Unfortunately, the so-called mainstream media and intellectual discussion of democracy in Hong Kong has intentionally or unintentionally denied the historical reality of the evolution of democracy. There is pervasive repression of the historicity of democracy even in university programs and school teaching. Politicalization is undertaken actively in many quarters of Hong Kong led by the mainstream media and political discussion and facilitated by the partisan stance of many teachers to impose a false understanding of democracy on local society, especially among the young and inadequately educated.

Attempts at political conformity are being made through online violence, which aggressively silences alternatives, and by regular demonstrations and protests in a constant mobilization of support through media broadcasting. Conformity to the immutability of their twisted concept of democracy is induced through repetition, with people lulled into a sense of hypnosis by its repeated rhythms of reiteration in the media. The media is no longer neutral at least because of the lengthy coverage of demonstrations, protests and the reiteration of the magic touch of "one person, one vote" in many of its talk shows, columns and news analyses to present a one-sided discourse.

Democratic discourse closed

The discourse on democracy for Hong Kong is actually closed. The media coverage allows no elaboration, interaction, reflexive thinking and meaningful discussion that draws on historical experiences and political imagination. It forms a kind of social closure that blocks any political innovation and alternatives and any conscious return to the reality of Hong Kong society, which is alive and evolving in many milieus beyond and including the political field and is also plagued by many problems that are urgently in need of remedy and resolution.

The current politicalization of almost every discourse on policy and even social issues in Hong Kong is a disguised struggle for political power and regime transformation.

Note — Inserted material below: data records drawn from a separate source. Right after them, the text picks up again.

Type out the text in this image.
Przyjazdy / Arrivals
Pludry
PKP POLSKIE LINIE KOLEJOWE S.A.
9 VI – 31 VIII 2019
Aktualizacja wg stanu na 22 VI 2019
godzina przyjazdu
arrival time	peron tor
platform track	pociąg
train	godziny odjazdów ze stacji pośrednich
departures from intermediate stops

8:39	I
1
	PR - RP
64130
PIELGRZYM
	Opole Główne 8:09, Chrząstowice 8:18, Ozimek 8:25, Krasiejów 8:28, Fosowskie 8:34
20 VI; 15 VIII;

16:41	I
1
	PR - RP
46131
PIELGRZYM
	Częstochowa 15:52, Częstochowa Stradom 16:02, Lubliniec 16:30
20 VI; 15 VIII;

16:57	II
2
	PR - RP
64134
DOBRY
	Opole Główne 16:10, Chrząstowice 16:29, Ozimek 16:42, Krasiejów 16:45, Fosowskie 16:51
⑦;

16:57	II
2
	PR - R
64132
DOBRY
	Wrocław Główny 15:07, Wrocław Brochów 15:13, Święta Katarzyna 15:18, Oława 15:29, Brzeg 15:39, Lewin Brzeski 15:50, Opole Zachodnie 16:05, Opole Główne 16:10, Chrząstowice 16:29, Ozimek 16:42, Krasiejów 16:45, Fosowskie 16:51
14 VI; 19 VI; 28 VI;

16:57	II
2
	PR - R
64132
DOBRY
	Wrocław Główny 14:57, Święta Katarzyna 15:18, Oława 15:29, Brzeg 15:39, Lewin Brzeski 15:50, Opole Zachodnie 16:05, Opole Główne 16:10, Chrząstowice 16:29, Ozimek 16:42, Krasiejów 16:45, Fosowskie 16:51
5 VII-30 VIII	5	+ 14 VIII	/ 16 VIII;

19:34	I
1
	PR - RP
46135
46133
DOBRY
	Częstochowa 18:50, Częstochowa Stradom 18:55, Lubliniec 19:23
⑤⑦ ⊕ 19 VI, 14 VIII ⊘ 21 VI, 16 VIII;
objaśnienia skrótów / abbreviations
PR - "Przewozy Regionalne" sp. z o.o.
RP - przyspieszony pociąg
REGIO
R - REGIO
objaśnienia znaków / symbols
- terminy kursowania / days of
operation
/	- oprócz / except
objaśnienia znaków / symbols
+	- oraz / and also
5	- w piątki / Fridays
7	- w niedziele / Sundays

As a form of mobilization, for the organizational and financial resources it involves and the political motivation and values it represents, it cannot come naturally but must be engineered. The popular elections of the CE and LegCo scheduled respectively in 2017 and 2020 will be the battlefield for ever intensifying politicalization buildup in the intervening years. Now is only the beginning.

The author is the head of the China Business Center at Hong Kong Polytechnic University.